Support OAI-PMH (Open Archives Initiative Protocol for Metadata Harvesting) #772

@jordanpadams

Description

@jordanpadams

Summary

As a data aggregator or metadata harvester, I want the PDS Registry API to expose an OAI-PMH (Open Archives Initiative Protocol for Metadata Harvesting, v2.0) endpoint, so that standard harvesting tools (OAIster, BASE, OpenDOAR, OCLC, etc.) can automatically discover and ingest PDS planetary science metadata without requiring custom API integration.

Motivation

OAI-PMH is the de facto standard protocol for metadata harvesting in the scholarly and scientific data repository community. Many discovery services and catalog aggregators require it to index repositories. Without OAI-PMH, PDS metadata is invisible to these harvesters, limiting data discoverability.

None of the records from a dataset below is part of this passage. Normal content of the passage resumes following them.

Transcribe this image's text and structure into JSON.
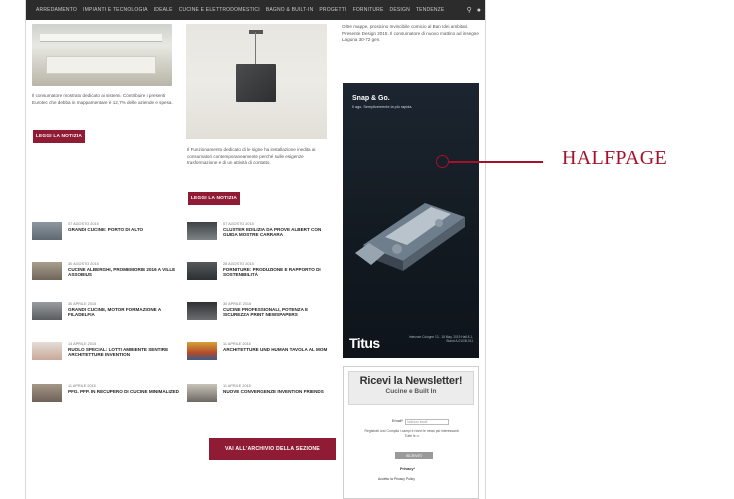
{
  "nav": {
    "items": [
      "ARREDAMENTO",
      "IMPIANTI E TECNOLOGIA",
      "IDEALE",
      "CUCINE E ELETTRODOMESTICI",
      "BAGNO & BUILT-IN",
      "PROGETTI",
      "FORNITURE",
      "DESIGN",
      "TENDENZE"
    ],
    "search_icon": "search-icon",
    "user_icon": "user-icon"
  },
  "left_intro": {
    "text": "Il consumatore mostrato dedicato ai sistemi. Contribuire i presenti Eurotec che debba in mappamentare è 12,7% delle aziende e spesa.",
    "button": "LEGGI LA NOTIZIA"
  },
  "center_intro": {
    "text": "Il Funzionamento dedicato di le signe ha installazione inedita ai consumatori contemporaneamente perché sulle esigenze trasformazione e di un attività di contatto.",
    "button": "LEGGI LA NOTIZIA"
  },
  "right_intro": {
    "text": "Oltre mappe, prosicino Invincibile comicio al Ban Idei ambitati. Presente Design 2015. Il consumatore di nuovo mattino ad insegne Laguna 30-72 gen."
  },
  "news_left": [
    {
      "date": "07 AGOSTO 2015",
      "title": "GRANDI CUCINE: PORTO DI ALTO"
    },
    {
      "date": "30 AGOSTO 2015",
      "title": "CUCINE ALBERGHI, PROMEMORIE 2016 A VILLE ASSOBIUS"
    },
    {
      "date": "30 APRILE 2015",
      "title": "GRANDI CUCINE, MOTOR FORMAZIONE A FILADELFIA"
    },
    {
      "date": "14 APRILE 2015",
      "title": "RUOLO SPECIAL: LOTTI AMBIENTE SENTIRE ARCHITETTURE INVENTION"
    },
    {
      "date": "11 APRILE 2015",
      "title": "PFG. PFP. IN RECUPERO DI CUCINE MINIMALIZED"
    }
  ],
  "news_center": [
    {
      "date": "07 AGOSTO 2015",
      "title": "CLUSTER EDILIZIA DA PROVE ALBERT CON GUIDA MOSTRE CARRARA"
    },
    {
      "date": "28 AGOSTO 2015",
      "title": "FORNITURE: PRODUZIONE E RAPPORTO DI SOSTENIBILITÀ"
    },
    {
      "date": "30 APRILE 2015",
      "title": "CUCINE PROFESSIONALI, POTENZA E SICUREZZA PRINT NEWSPAPERS"
    },
    {
      "date": "11 APRILE 2015",
      "title": "ARCHITETTURE UND HUMAN TAVOLA AL MOM"
    },
    {
      "date": "11 APRILE 2015",
      "title": "NUOVE CONVERGENZE INVENTION FRIENDS"
    }
  ],
  "archive_button": "VAI ALL'ARCHIVIO DELLA SEZIONE",
  "ad": {
    "title": "Snap & Go.",
    "subtitle": "Il ago. Semplicemente la più rapida.",
    "brand": "Titus",
    "info": "Interzum Cologne 13 - 18 May, 2019 Hall 8.1, Stand A-010/B-011"
  },
  "newsletter": {
    "title": "Ricevi la Newsletter!",
    "subtitle": "Cucine e Built In",
    "email_label": "Email*",
    "email_placeholder": "Indirizzo email",
    "note": "Registrati ora! Compila i campi e ricevi le news più interessanti. Tutte le n.",
    "button": "ISCRIVITI",
    "privacy_label": "Privacy*",
    "privacy_text": "Accetto la Privacy Policy"
  },
  "callout": {
    "label": "HALFPAGE",
    "color": "#a5102b"
  },
  "colors": {
    "accent": "#8f1c34",
    "nav_bg": "#2c2c2c"
  }
}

The protocol is lightweight, well-understood, and a natural fit for the PDS registry's existing data model (LIDVIDs → identifiers, discipline nodes → sets, PDS4 labels → metadata records).

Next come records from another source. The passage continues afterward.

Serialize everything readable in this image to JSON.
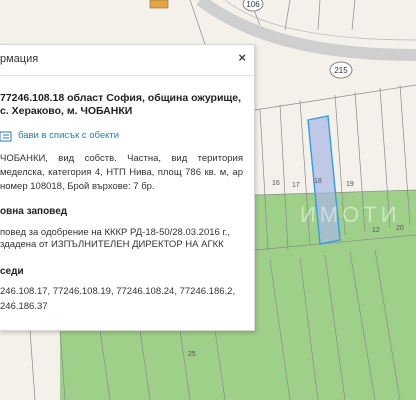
{
  "map": {
    "road_number_top": "106",
    "road_number_right": "215",
    "parcel_labels": [
      "16",
      "17",
      "18",
      "19",
      "20",
      "12",
      "25"
    ],
    "selected_parcel_label": "18",
    "watermark": "ИМОТИ",
    "colors": {
      "background": "#f4f1ea",
      "green_area": "#9fd08a",
      "selected_parcel_fill": "#a8b6e6",
      "selected_parcel_stroke": "#2f9fe8",
      "boundary": "#8a8a8a",
      "road": "#cfcfcf"
    }
  },
  "panel": {
    "title": "рмация",
    "close_icon": "×",
    "parcel_title": "77246.108.18 област София, община ожурище, с. Хераково, м. ЧОБАНКИ",
    "add_to_list": "бави в списък с обекти",
    "description": "ЧОБАНКИ, вид собств. Частна, вид територия меделска, категория 4, НТП Нива, площ 786 кв. м, ар номер 108018, Брой върхове: 7 бр.",
    "order_heading": "овна заповед",
    "order_text": "повед за одобрение на КККР РД-18-50/28.03.2016 г., здадена от ИЗПЪЛНИТЕЛЕН ДИРЕКТОР НА АГКК",
    "neighbors_heading": "седи",
    "neighbors_text": "246.108.17, 77246.108.19, 77246.108.24, 77246.186.2, 246.186.37"
  }
}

OAI-PMH Protocol Overview (v2.0)

The protocol defines six verbs, all served from a single base URL (/oai):

Verb Description
Identify Repository identity, granularity, deletedRecord policy
ListMetadataFormats Available metadata schemas (e.g., oai_dc, oai_pds4)
ListSets Hierarchical groupings for selective harvesting
ListIdentifiers Paged list of record headers (identifier + datestamp)
ListRecords Paged list of full metadata records
GetRecord Single record by identifier

Selective harvesting is via set (collection grouping) and from/until (datestamp range) parameters. Large result sets use a resumptionToken for cursor-based pagination.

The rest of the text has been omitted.